KDE4 proposal: Paths in i18n strings

Chusslove Illich caslav.ilic at gmx.net
Tue Jul 4 16:56:21 BST 2006


>> [: Chusslove Illich :]
>> First is, how to tell what an argument is, so that formatter in 
>> KLocalizedString can act accordingly?
>
> [: Krzysztof Lichota :]
> If you want it to be extensible by user [...]

Not exactly. We want to provide certain number of formattings for 
frequently occuring kinds of arguments, like paths, etc., so that user 
doesn't have to think what kind of formatting to apply (either tags or 
quotes inside message, or writing own formatting functions, or whatever).

However, one way or the other, user has to specify the semantics:

- with special placeholders: i18n("Path %'1'", pathstr)
- with overloaded types: i18n("Path %1", QFile(pathstr))
- with tag-functions: i18n("Path %1", argPath(pathstr))

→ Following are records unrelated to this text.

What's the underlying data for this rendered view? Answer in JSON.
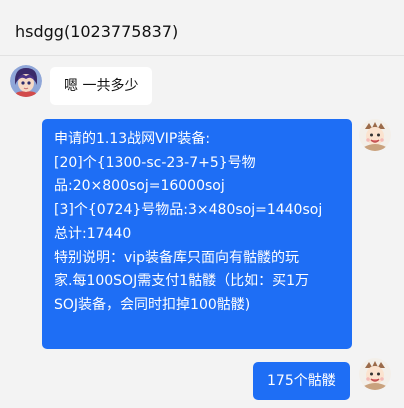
{
  "header": {
    "title": "hsdgg(1023775837)"
  },
  "messages": {
    "incoming": {
      "text": "嗯 一共多少"
    },
    "outgoing_main": {
      "lines": [
        "申请的1.13战网VIP装备:",
        "[20]个{1300-sc-23-7+5}号物",
        "品:20×800soj=16000soj",
        "[3]个{0724}号物品:3×480soj=1440soj",
        "总计:17440",
        "特别说明：vip装备库只面向有骷髅的玩",
        "家.每100SOJ需支付1骷髅（比如：买1万",
        "SOJ装备，会同时扣掉100骷髅)"
      ]
    },
    "outgoing_reply": {
      "text": "175个骷髅"
    }
  },
  "colors": {
    "background": "#f3f3f3",
    "outgoing_bubble": "#1e6ef5",
    "incoming_bubble": "#ffffff"
  },
  "icons": {
    "contact_avatar": "anime-character-avatar",
    "self_avatar": "cartoon-character-avatar"
  }
}
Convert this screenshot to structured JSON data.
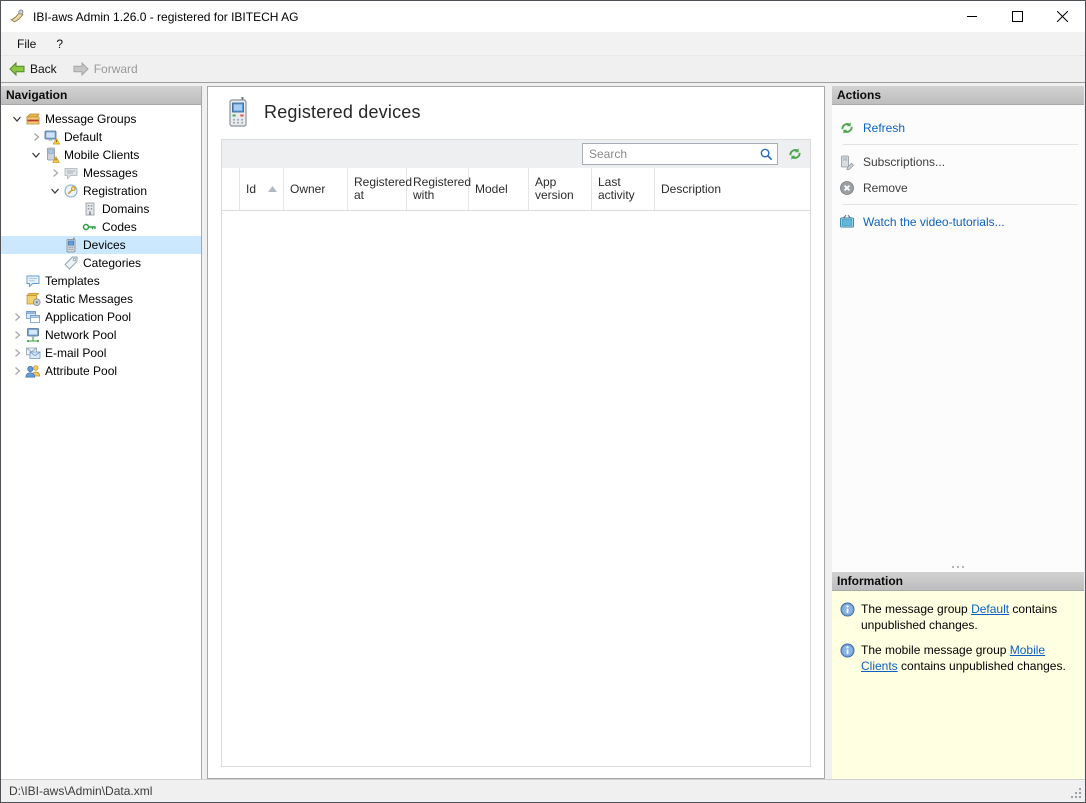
{
  "window": {
    "title": "IBI-aws Admin 1.26.0 - registered for IBITECH AG"
  },
  "menu": {
    "items": [
      "File",
      "?"
    ]
  },
  "toolbar": {
    "back_label": "Back",
    "forward_label": "Forward"
  },
  "navigation": {
    "header": "Navigation",
    "tree": [
      {
        "label": "Message Groups",
        "level": 0,
        "state": "expanded"
      },
      {
        "label": "Default",
        "level": 1,
        "state": "collapsed"
      },
      {
        "label": "Mobile Clients",
        "level": 1,
        "state": "expanded"
      },
      {
        "label": "Messages",
        "level": 2,
        "state": "collapsed"
      },
      {
        "label": "Registration",
        "level": 2,
        "state": "expanded"
      },
      {
        "label": "Domains",
        "level": 3,
        "state": "leaf"
      },
      {
        "label": "Codes",
        "level": 3,
        "state": "leaf"
      },
      {
        "label": "Devices",
        "level": 2,
        "state": "leaf",
        "selected": true
      },
      {
        "label": "Categories",
        "level": 2,
        "state": "leaf"
      },
      {
        "label": "Templates",
        "level": 0,
        "state": "leaf"
      },
      {
        "label": "Static Messages",
        "level": 0,
        "state": "leaf"
      },
      {
        "label": "Application Pool",
        "level": 0,
        "state": "collapsed"
      },
      {
        "label": "Network Pool",
        "level": 0,
        "state": "collapsed"
      },
      {
        "label": "E-mail Pool",
        "level": 0,
        "state": "collapsed"
      },
      {
        "label": "Attribute Pool",
        "level": 0,
        "state": "collapsed"
      }
    ]
  },
  "main": {
    "title": "Registered devices",
    "search_placeholder": "Search",
    "table": {
      "columns": [
        "",
        "Id",
        "Owner",
        "Registered at",
        "Registered with",
        "Model",
        "App version",
        "Last activity",
        "Description"
      ],
      "sort_column": "Id",
      "sort_direction": "asc",
      "rows": []
    }
  },
  "actions": {
    "header": "Actions",
    "items": [
      {
        "label": "Refresh",
        "enabled": true
      },
      {
        "label": "Subscriptions...",
        "enabled": false
      },
      {
        "label": "Remove",
        "enabled": false
      },
      {
        "label": "Watch the video-tutorials...",
        "enabled": true
      }
    ]
  },
  "information": {
    "header": "Information",
    "notes": [
      {
        "prefix": "The message group ",
        "link": "Default",
        "suffix": " contains unpublished changes."
      },
      {
        "prefix": "The mobile message group ",
        "link": "Mobile Clients",
        "suffix": " contains unpublished changes."
      }
    ]
  },
  "statusbar": {
    "path": "D:\\IBI-aws\\Admin\\Data.xml"
  },
  "colors": {
    "selection": "#cce8ff",
    "link": "#0b62c1",
    "info_panel_bg": "#ffffe1",
    "action_green": "#4ca64c",
    "warning_yellow": "#ffd24d"
  }
}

To me, the third option seems best. I don't like special placeholders for 
the reasons I put up before, and for the overloaded types, why should user 
think which type corresponds to desired meaning of the argument string? 
The logic of the third option is exactly same as in markup languages, like 
Docbook.

> If type is defined by user, there is always room for mistakes, forgotten
> calls, etc. Type should be determined by compiler.

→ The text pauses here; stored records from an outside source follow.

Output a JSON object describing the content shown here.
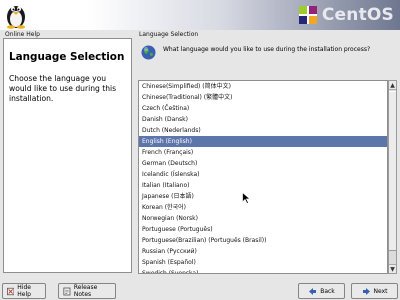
{
  "banner": {
    "brand_text": "CentOS"
  },
  "help": {
    "caption": "Online Help",
    "title": "Language Selection",
    "body": "Choose the language you would like to use during this installation."
  },
  "language": {
    "caption": "Language Selection",
    "question": "What language would you like to use during the installation process?",
    "items": [
      "Chinese(Simplified) (简体中文)",
      "Chinese(Traditional) (繁體中文)",
      "Czech (Čeština)",
      "Danish (Dansk)",
      "Dutch (Nederlands)",
      "English (English)",
      "French (Français)",
      "German (Deutsch)",
      "Icelandic (Íslenska)",
      "Italian (Italiano)",
      "Japanese (日本語)",
      "Korean (한국어)",
      "Norwegian (Norsk)",
      "Portuguese (Português)",
      "Portuguese(Brazilian) (Português (Brasil))",
      "Russian (Русский)",
      "Spanish (Español)",
      "Swedish (Svenska)"
    ],
    "selected_index": 5
  },
  "buttons": {
    "hide_help": "Hide Help",
    "release_notes": "Release Notes",
    "back": "Back",
    "next": "Next"
  },
  "colors": {
    "selection": "#5c75aa",
    "brand_text": "#e8e9ef"
  },
  "icons": {
    "banner_left": "tux-penguin-icon",
    "banner_right": "centos-logo-icon",
    "question": "globe-icon",
    "back": "left-arrow-icon",
    "next": "right-arrow-icon"
  }
}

I'd say it is unavoidable that user has to specify the meaning. For 
example, an outside reported message ("Foo reported: %1") could have 
special formatting, and it is certainly going to be just some general 
string type. I guess paths too are frequently just a string.

>> [: Chusslove Illich :]
>> This is the second problem, how to signal "formatting class" for the 
>> arguments (rich, plain, ...)?
>
> [: Krzysztof Lichota :]
> I think it should be solved by passing some KLocalizedStringFormatter
> class to toString() method.
> [...]
> I think creating many Xi18n prefixes will confuse developers and it is
> not extensible for other formatting types.

Well, compare:

ki18n("Error in %1 at %2:")
     .subsPath(file).subs(lineno).toString(KLocalizedStringFormat::plain);

pi18n("Error in %1 at %2:", argPath(file), lineno);

One has to have in mind the special position of i18n subsystem: it is not 
hot developement area and it is ubiquotous throughout code. For these 
reasons, people anyway need to learn it and will use it frequently (hence 
better the brevity), and we have solid base (like 100k messages) to make 
decisions. Eg. now we see need for rich and plain text, and I don't think 
there will be sudden expansion of other possibilities.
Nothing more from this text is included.